French handball player (born 1986)

Vincent Gérard (born 16 December 1986) is a French professional handball player.

With France, he won all the main competitions: 2014 European Championship, 2017 World Championship and 2020 Olympics.

He has been elected best goalkeeper at the 2017 World Championship, at the 2018 European Championship and at the 2020 Olympics.

==Career==

Gérard began playing handball in SMEC Metz from the French D2. After three seasons in Metz first-team, while Gérard been some of the most important players in the club, he decided not to renew his contract with Metz and joined Montpellier Handball, from the LNH Division 1. Gérard was not a key part of Montpellier, and selected as 2nd and 3rd goalkeeper. However, he was part of Montpellier's league title win in 2007–08 season.

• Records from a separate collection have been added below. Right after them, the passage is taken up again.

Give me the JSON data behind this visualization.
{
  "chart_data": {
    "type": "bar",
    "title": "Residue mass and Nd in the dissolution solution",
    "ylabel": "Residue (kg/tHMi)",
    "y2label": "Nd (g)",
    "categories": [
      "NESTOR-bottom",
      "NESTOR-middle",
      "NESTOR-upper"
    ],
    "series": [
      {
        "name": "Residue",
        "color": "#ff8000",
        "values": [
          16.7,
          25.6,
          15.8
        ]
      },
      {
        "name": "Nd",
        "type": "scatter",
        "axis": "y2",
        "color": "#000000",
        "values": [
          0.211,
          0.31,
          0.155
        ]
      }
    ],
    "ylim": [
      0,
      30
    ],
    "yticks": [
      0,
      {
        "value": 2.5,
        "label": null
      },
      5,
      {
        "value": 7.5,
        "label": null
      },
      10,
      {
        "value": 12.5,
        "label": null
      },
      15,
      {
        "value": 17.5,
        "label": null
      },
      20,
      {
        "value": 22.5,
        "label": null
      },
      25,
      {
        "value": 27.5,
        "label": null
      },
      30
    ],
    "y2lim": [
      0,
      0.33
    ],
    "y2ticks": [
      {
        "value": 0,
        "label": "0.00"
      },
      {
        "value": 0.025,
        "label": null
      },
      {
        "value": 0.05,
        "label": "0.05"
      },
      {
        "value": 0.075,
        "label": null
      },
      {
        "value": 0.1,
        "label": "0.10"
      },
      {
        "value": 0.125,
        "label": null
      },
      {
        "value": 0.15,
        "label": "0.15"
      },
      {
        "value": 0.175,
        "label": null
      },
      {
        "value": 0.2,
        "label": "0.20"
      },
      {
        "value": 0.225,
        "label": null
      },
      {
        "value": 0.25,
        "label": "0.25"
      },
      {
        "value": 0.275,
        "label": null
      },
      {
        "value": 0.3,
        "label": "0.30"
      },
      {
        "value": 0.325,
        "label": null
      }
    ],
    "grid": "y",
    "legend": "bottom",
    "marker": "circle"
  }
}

He retired in 2024 after the Paris Olympics, but came out of retirement in April 2025 to join FC Barcelona to replace Gonzalo Pérez de Vargas who had torn his cruciate ligament.

== Titles ==
=== With clubs ===
- EHF Champions League: (2)
  - Champions: 2017–18
- EHF Cup: (2)
  - Runners up: 2011–12

- LNH Division 1: (5)
  - Champions: 2007–08 (Montpellier), 2013–14 (Dunkerque), 2019–20, 2020–21, 2021–22 (PSG)
- Coupe de France: (5)
  - Winner: 2008 (Montpellier), 2011 (Dunkerque), 2016 (Montpellier), 2021 et 2022 (PSG)
- Coupe de la Ligue: (5)
  - Winner: 2007, 2008 (Montpellier), 2009 (Istres), 2013 (Dunkerque) et 2016 (Montpellier).
- Trophée des Champions: (3)
  - Winner: 2012 (Dunkerque), 2018 (Montpellier) et 2019 (PSG)
- Liga ASOBAL: (1)
  - Champions: 2024–25 (Barcelona)

===Individual awards===
- French Championship Best Goalkeeper: 2011, 2013, 2014, 2017, 2018
- Best goalkeeper at the 2017 World Championship
- Best goalkeeper at the 2018 European Championship
- Best goalkeeper at the 2020 Olympics.